Economy May 28, 2026 09:24 PM

US Dollar Faces Weekly Decline Amid Reports of Iran Ceasefire and Shipping Relief

Potential agreement to extend Middle East truce and open Strait of Hormuz waterway pressures safe-haven demand.

By Marcus Reed

The U.S. dollar is poised to conclude a weekly losing streak as reports emerge regarding a potential ceasefire agreement between the United States and Iran. The reported deal, which currently awaits approval from President Trump, seeks to extend an existing truce for 60 days and lift restrictions on maritime traffic through the strategic Strait of Hormuz waterway. While negotiators continue to address complex subjects such as Iran's nuclear program, the prospect of stabilized shipping lanes and a pause in Middle East hostilities has contributed to a softening in the greenback.

US Dollar Faces Weekly Decline Amid Reports of Iran Ceasefire and Shipping Relief

Key Points

  • The US dollar is on track for a weekly loss of 0.3% following reports of a potential 60-day ceasefire between the US and Iran.
  • A proposed agreement to lift shipping restrictions in the Strait of Hormuz has contributed to falling oil prices and decreased safe-haven demand for the dollar.
  • April inflation data showed the fastest growth in three years, driven by energy costs from the conflict, influencing expectations for Federal Reserve interest rate policy.
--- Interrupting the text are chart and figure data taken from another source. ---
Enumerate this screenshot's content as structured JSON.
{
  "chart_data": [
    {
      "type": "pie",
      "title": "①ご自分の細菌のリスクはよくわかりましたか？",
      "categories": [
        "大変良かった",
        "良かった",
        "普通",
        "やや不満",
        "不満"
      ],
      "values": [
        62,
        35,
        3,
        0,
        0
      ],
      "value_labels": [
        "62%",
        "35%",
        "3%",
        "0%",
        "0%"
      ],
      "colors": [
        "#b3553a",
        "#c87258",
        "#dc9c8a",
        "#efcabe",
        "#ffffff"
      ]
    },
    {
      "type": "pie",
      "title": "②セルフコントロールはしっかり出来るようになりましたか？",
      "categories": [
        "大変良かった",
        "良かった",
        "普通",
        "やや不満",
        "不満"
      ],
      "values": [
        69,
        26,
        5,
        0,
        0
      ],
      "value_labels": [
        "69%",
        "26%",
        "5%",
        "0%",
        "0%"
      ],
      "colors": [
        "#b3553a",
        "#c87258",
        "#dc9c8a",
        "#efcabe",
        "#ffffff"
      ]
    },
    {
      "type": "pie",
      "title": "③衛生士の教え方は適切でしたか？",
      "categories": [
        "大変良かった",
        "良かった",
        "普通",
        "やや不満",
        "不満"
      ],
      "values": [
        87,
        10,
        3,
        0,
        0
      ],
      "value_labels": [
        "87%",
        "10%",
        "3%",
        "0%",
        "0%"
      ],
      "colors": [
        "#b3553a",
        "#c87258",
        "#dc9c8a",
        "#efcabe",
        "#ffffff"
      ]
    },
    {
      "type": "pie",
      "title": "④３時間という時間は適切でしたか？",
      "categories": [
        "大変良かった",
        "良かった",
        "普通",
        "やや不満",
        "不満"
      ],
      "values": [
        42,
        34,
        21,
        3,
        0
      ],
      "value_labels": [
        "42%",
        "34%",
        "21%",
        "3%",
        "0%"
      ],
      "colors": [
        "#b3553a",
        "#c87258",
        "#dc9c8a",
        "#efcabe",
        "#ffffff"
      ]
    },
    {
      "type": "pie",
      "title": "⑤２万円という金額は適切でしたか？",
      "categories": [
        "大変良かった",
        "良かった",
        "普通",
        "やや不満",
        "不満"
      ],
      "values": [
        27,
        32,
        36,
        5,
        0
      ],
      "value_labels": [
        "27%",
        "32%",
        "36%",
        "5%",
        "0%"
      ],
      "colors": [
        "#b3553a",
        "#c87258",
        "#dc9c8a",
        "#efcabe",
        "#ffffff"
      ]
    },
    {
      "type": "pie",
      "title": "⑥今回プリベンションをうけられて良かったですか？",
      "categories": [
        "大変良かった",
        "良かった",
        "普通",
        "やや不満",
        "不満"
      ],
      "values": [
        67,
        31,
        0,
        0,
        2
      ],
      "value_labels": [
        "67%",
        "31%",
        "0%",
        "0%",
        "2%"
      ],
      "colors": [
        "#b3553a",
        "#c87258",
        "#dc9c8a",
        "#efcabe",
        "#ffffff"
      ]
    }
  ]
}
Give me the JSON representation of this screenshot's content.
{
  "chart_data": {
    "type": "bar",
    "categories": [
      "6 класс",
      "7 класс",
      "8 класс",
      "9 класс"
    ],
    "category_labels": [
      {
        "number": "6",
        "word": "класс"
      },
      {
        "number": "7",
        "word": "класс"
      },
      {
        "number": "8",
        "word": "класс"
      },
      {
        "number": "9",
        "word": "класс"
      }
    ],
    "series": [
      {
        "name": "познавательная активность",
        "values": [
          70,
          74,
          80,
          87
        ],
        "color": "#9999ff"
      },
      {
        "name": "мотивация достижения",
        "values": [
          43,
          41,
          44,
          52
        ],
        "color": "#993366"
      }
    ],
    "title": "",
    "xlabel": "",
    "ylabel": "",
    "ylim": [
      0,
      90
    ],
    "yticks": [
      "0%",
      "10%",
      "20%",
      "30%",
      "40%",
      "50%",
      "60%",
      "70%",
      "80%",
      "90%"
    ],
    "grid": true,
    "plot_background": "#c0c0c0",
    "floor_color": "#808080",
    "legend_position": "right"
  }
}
The U.S. dollar continued its downward trajectory against a variety of major currencies on Friday, moving toward a weekly loss. This shift follows reports that the United States and Iran have reached an agreement intended to extend the ceasefire in the Middle East. The proposed deal would also facilitate the lifting of restrictions on shipping through the Strait of Hormuz, a vital maritime corridor.
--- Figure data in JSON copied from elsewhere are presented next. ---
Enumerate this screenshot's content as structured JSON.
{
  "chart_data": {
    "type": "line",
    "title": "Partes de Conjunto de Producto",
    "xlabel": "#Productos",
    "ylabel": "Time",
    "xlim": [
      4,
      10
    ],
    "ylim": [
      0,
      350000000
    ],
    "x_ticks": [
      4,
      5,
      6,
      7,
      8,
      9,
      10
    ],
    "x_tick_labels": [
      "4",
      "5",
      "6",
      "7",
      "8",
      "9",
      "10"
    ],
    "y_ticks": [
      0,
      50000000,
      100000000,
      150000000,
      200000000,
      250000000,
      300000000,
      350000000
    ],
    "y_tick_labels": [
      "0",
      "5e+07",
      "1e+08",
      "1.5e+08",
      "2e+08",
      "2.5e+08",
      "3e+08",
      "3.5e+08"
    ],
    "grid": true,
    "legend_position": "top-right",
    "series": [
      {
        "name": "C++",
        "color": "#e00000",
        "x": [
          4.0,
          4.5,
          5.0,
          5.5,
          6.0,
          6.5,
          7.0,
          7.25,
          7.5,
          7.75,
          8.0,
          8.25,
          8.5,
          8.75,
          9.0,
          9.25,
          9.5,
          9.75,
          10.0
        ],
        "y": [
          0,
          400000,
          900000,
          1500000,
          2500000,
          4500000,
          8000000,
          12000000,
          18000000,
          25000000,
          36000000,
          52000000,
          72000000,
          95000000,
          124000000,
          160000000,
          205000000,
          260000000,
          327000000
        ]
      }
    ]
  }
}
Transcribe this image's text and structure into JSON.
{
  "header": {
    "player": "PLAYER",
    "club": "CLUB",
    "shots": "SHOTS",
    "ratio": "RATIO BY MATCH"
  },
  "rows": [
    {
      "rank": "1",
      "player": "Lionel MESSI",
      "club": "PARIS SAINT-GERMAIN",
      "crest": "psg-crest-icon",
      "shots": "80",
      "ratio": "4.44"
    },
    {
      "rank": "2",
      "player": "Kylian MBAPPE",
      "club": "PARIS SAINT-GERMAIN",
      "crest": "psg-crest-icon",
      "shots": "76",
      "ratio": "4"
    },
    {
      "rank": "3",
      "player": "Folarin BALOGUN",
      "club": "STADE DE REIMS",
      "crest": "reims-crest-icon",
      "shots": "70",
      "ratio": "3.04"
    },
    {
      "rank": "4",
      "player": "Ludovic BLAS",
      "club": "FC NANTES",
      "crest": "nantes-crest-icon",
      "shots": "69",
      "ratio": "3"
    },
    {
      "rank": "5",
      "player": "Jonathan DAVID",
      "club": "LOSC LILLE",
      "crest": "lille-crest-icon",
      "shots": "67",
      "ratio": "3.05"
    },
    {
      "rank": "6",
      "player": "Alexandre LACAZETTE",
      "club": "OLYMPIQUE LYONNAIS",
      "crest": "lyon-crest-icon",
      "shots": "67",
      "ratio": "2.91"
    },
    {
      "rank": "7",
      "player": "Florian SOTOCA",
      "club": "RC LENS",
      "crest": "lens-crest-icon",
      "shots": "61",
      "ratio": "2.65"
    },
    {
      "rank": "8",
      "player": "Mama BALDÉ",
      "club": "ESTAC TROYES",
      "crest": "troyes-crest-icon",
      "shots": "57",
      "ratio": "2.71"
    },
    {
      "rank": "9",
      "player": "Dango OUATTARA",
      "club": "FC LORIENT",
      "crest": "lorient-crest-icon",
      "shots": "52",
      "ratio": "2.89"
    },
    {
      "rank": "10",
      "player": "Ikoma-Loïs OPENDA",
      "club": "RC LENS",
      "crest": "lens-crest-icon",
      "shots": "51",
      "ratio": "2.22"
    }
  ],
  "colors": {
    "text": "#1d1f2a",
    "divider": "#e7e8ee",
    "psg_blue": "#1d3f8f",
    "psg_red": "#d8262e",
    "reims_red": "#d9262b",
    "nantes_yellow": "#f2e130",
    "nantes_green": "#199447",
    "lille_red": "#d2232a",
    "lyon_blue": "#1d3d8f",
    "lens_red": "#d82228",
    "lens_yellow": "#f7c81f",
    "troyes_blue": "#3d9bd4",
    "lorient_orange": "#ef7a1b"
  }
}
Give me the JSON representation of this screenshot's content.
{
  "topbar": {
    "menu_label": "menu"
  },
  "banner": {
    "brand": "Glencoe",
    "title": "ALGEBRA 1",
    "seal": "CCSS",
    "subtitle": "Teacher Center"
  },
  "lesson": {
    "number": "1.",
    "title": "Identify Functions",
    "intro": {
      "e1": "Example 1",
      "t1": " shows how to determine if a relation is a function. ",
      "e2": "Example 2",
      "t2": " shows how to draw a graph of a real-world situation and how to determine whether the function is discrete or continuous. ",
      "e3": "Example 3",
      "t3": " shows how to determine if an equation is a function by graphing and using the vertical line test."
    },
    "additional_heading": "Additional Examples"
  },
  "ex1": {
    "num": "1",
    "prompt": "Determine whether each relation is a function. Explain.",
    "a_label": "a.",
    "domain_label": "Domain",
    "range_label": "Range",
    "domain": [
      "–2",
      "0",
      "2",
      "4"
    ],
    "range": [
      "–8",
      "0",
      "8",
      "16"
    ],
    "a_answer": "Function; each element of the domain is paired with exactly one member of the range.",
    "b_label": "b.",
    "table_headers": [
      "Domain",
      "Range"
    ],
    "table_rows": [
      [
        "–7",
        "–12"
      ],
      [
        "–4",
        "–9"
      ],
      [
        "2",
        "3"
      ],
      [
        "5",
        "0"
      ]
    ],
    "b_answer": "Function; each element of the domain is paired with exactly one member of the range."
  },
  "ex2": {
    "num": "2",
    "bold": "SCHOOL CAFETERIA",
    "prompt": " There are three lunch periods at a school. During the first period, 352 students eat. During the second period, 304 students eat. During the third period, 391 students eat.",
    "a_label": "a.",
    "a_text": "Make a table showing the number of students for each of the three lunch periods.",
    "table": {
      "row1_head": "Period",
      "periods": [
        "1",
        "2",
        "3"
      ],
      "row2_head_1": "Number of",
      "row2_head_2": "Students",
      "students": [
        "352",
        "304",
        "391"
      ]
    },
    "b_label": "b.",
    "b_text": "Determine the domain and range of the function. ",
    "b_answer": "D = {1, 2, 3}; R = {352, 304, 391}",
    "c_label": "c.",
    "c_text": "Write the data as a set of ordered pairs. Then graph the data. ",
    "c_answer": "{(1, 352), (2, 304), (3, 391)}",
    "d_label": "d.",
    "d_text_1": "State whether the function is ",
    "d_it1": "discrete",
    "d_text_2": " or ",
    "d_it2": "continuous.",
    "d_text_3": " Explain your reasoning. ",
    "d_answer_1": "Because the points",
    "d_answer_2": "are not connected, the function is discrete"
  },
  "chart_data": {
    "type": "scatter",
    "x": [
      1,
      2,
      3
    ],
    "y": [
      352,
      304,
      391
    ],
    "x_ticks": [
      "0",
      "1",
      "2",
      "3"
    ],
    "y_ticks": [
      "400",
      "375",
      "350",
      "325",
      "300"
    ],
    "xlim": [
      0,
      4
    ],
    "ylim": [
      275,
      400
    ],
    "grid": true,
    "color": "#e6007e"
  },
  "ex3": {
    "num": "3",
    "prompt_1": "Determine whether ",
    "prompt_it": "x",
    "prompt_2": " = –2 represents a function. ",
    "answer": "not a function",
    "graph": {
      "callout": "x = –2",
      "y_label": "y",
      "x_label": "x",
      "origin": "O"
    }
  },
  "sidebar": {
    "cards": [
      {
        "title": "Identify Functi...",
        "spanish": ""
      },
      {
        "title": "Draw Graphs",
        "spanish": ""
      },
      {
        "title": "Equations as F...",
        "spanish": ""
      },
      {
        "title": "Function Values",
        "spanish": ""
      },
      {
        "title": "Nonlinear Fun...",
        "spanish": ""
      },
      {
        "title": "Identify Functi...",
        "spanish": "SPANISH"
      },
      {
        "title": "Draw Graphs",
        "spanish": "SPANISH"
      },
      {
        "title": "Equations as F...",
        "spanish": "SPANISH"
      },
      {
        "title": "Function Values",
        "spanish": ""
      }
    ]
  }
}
According to four sources, the arrangement is pending approval from President Trump. If finalized, the deal would prolong the current truce for an additional 60 days and permit vessel traffic through the strategic waterway while negotiators work through more difficult matters, including Iran's nuclear program. The news has resulted in a decline in oil prices and a reduction in the demand for the U.S. dollar, which is often sought as a safe-haven asset during times of geopolitical conflict.


Market Movements and Currency Performance

The dollar index, which tracks the greenback against a basket of international currencies, remained largely flat at 98.997 after a 0.2% decline on Thursday. This movement puts the index on track to end the week down 0.3%, effectively snapping two weeks of previous gains.

Several major currencies showed strength or stability against the weakening dollar:

  • Euro: Traded at $1.1653, reflecting a minor increase of 0.03% during Asian trading hours.
  • British Pound: Remained steady at $1.3445.
  • Australian Dollar: Held firm at $0.7164.
  • New Zealand Dollar: Rose by 0.2% to reach $0.5946, approaching its strongest level in more than two weeks.
  • Japanese Yen: Strengthened to 159.27 as broad dollar weakness took hold, moving away from the 160-per-dollar threshold that has historically triggered intervention by Japanese authorities.

Economic Drivers and Analyst Outlook

The decline in the dollar's value is occurring alongside significant domestic economic data. U.S. inflation rose at its quickest pace in three years during April, a trend driven by increased energy costs resulting from the Iran war. This inflationary data has reinforced expectations among economists that the Federal Reserve will maintain current interest rates without changes well into next year.

Massimiliano Castelli, head of strategy for global sovereign markets at UBS Asset Management, noted that once the Middle East crisis is resolved, the U.S. dollar may remain under pressure. He suggested that while the conflict temporarily bolstered the dollar due to safe-haven demand, many investors are looking to diversify their holdings away from U.S. dollar assets.


Key Economic Impacts

Market and Sector Impacts:

  • Currency Markets: The primary impact is seen in the volatility of major currency pairs, with the Yen and New Zealand Dollar gaining ground against the Greenback.
  • Energy Sector: The reports regarding the Strait of Hormuz and the ceasefire have led to a fall in oil prices, impacting energy markets globally.
  • Monetary Policy: Inflationary trends are shaping expectations for Federal Reserve interest rate decisions throughout the coming year.

Risks and Uncertainties:

  • Geopolitical Stability: Investor caution remains high due to mixed signals from Washington and Tehran earlier in the week, creating uncertainty regarding whether the resolution will be lasting.
  • Diplomatic Hurdles: The complexity of negotiations involving Iran's nuclear program presents a significant risk to the stability of the proposed 60-day truce.
  • Inflationary Pressures: While geopolitical easing may impact oil, the recent spike in inflation remains a critical factor for future central bank policy.

Risks

  • Uncertainty regarding the long-term viability of the ceasefire due to conflicting signals from US and Iranian officials.
  • Complexity in negotiating difficult issues such as Iran's nuclear program which could jeopardize the agreement.
  • Continued impact of inflation on Federal Reserve interest rate decisions into next year.